Penn Engineers have pioneered a brand new strategy to visualize the smallest protein clusters, skirting the physical limitations of light-powered microscopes and opening latest avenues for detecting the proteins implicated in diseases like Alzheimer’s and testing latest treatments.
In a paper in Cell Systems, Lukasz Bugaj, Assistant Professor in Bioengineering, describes the creation of CluMPS, or Clusters Magnified by Phase Separation, a molecular tool that prompts by forming conspicuous blobs within the presence of goal protein clusters as small as just a couple of nanometers. In essence, CluMPS functions like an on/off switch that responds to the presence of clusters of the protein it’s programmed to detect.
Normally, says Bugaj, detecting such clusters requires laborious techniques. “With CluMPS, you do not need anything beyond the usual lab microscope.” The tool fuses with the goal protein to form condensates orders of magnitude larger than the protein clusters themselves that resemble the colourful blobs in a lava lamp. “We expect the simplicity of the approach is certainly one of its foremost advantages,” says Bugaj. “You do not need specialized skills or equipment to quickly see whether there are small clusters in your cells.”
For treating diseases like Alzheimer’s, ALS and even cancer, with the ability to detect protein clusters this small guarantees to be a foundational advancement, allowing researchers to find out whether or not drugs actually eliminate disease-causing clusters of a goal protein in a cell.
“You wish a really clear signal,” says Bugaj, to know whether or not a treatment worked. “It’s extremely obvious when you have got a big cluster, but when you have got small clusters, it is far harder. Now we are able to amplify that signal and see which drugs actually dissolve the clusters.”

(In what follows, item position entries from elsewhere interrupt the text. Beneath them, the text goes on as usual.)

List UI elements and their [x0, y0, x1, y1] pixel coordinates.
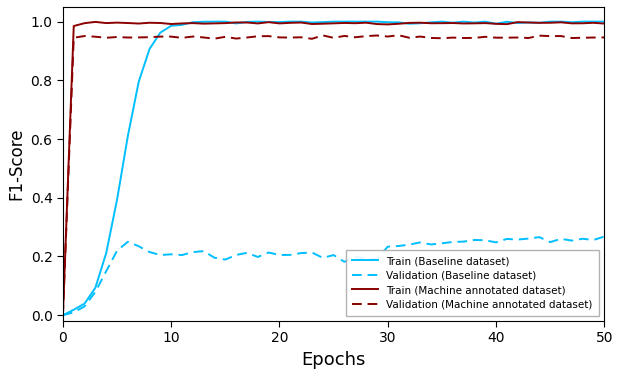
Validation (Machine annotated dataset): [460, 36, 467, 40]
Train (Machine annotated dataset): [59, 313, 66, 317]
Validation (Baseline dataset): [179, 253, 186, 257]
Legend: Train (Baseline dataset), Validation (Baseline dataset), Train (Machine annotate: Train (Baseline dataset), Validation (Ba…: [346, 250, 599, 316]
Line: Validation (Machine annotated dataset): Validation (Machine annotated dataset): [63, 35, 604, 315]
Train (Machine annotated dataset): [189, 21, 197, 25]
Validation (Machine annotated dataset): [221, 35, 229, 39]
Validation (Baseline dataset): [417, 240, 424, 245]
Validation (Baseline dataset): [590, 238, 597, 242]
Train (Baseline dataset): [232, 21, 240, 26]
Train (Baseline dataset): [601, 20, 608, 24]
Line: Train (Machine annotated dataset): Train (Machine annotated dataset): [63, 22, 604, 315]
Validation (Machine annotated dataset): [232, 36, 240, 41]
Train (Machine annotated dataset): [590, 21, 597, 25]
Validation (Machine annotated dataset): [179, 36, 186, 40]
Train (Baseline dataset): [179, 23, 186, 27]
Train (Baseline dataset): [460, 20, 467, 24]
Validation (Machine annotated dataset): [601, 35, 608, 40]
Validation (Machine annotated dataset): [59, 313, 66, 317]
X-axis label: Epochs: Epochs: [301, 351, 366, 369]
Train (Machine annotated dataset): [243, 20, 250, 25]
Train (Baseline dataset): [590, 20, 597, 24]
Validation (Baseline dataset): [449, 240, 456, 244]
Validation (Baseline dataset): [59, 313, 66, 317]
Line: Train (Baseline dataset): Train (Baseline dataset): [63, 22, 604, 315]
Train (Baseline dataset): [211, 20, 218, 24]
Train (Machine annotated dataset): [601, 21, 608, 26]
Train (Machine annotated dataset): [92, 20, 99, 24]
Train (Baseline dataset): [243, 20, 250, 24]
Y-axis label: F1-Score: F1-Score: [7, 128, 25, 200]
Train (Machine annotated dataset): [427, 21, 435, 26]
Validation (Baseline dataset): [601, 234, 608, 239]
Line: Validation (Baseline dataset): Validation (Baseline dataset): [63, 237, 604, 315]
Train (Machine annotated dataset): [460, 21, 467, 26]
Validation (Machine annotated dataset): [427, 36, 435, 40]
Train (Machine annotated dataset): [232, 20, 240, 25]
Validation (Machine annotated dataset): [395, 33, 402, 38]
Validation (Machine annotated dataset): [590, 35, 597, 40]
Train (Baseline dataset): [427, 20, 435, 25]
Validation (Baseline dataset): [232, 253, 240, 257]
Validation (Baseline dataset): [221, 257, 229, 262]
Train (Baseline dataset): [59, 313, 66, 317]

Along with providing latest avenues for drug discovery, CluMPS will permit researchers to grasp the functioning of proteins in latest ways, resulting in a deeper, more sophisticated rendering of cells themselves. “There’s a complete landscape of protein clustering that is happening on the small scale, that is essential, but we just don’t learn about it yet,” says Bugaj.
One among the challenges that CluMPS overcomes is that lightwaves themselves are larger than the smallest protein clusters, making it very hard to see such clusters without specialized techniques. “The wavelength of blue light is about 400 nanometers,” says Bugaj. “You possibly can’t actually resolve the placement of anything smaller than half that wavelength with a standard microscope,” rendering protein clusters tens of nanometers wide all but invisible.

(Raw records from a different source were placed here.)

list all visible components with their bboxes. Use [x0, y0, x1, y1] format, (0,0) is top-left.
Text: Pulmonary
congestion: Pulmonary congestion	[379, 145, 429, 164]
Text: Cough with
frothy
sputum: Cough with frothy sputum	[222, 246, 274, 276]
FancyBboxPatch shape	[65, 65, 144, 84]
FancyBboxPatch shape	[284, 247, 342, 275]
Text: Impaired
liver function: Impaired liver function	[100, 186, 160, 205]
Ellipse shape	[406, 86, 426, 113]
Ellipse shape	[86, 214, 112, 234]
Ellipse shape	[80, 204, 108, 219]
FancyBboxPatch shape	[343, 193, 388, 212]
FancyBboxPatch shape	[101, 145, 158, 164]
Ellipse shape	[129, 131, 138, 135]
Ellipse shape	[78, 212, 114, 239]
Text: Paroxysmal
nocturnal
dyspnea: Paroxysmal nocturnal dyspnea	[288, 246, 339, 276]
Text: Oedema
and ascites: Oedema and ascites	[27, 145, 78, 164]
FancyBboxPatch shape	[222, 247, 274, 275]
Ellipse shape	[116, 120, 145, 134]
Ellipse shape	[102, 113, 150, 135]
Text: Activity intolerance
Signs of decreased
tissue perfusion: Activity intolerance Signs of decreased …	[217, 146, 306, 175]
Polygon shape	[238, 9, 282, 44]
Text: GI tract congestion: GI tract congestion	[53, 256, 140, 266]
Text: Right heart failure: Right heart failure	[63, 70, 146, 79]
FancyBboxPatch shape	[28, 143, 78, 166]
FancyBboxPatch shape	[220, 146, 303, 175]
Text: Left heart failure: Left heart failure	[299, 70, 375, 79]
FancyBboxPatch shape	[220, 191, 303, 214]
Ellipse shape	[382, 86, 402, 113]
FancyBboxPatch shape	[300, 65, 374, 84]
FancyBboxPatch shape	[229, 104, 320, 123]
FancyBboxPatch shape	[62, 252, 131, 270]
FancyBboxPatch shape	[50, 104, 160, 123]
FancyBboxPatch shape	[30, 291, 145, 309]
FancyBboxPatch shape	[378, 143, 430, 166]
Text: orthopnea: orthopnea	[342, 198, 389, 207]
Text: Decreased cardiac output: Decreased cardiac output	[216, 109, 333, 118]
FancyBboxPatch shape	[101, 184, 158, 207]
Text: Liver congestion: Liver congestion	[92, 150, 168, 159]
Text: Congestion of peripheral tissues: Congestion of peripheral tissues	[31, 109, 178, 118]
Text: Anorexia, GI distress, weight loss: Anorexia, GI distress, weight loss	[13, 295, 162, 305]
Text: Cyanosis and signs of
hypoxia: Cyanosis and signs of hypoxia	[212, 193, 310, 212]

To develop CluMPS, Bugaj and his lab partnered with Elizabeth Rhoades, Professor of Chemistry at Penn Arts & Sciences, whose lab helped validate that CluMPS did indeed detect goal protein clusters as an alternative of generating false positives. “It was a very rewarding collaboration for us,” says Rhoades, “since it allowed us to use the methods commonly utilized by our lab to assist validate this powerful latest tool in living cells. It was exciting to see how well we could differentiate between clusters and the only proteins.”
Thomas R. Mumford, a doctoral student within the Bugaj Lab and the paper’s lead writer, played a key role in brainstorming and performing the mandatory experiments. “It was crucial to characterize how underlying features of protein clusters interacted with CluMPS to trigger condensation,” says Mumford, to enable future users of the technology to grasp precisely how it really works. “The burden was on us to display that we were in reality detecting small clusters,” adds Bugaj. “One of the crucial rewarding points was working with Tom and the Rhoades lab to think about latest kinds of experiments that may convincingly make the purpose.”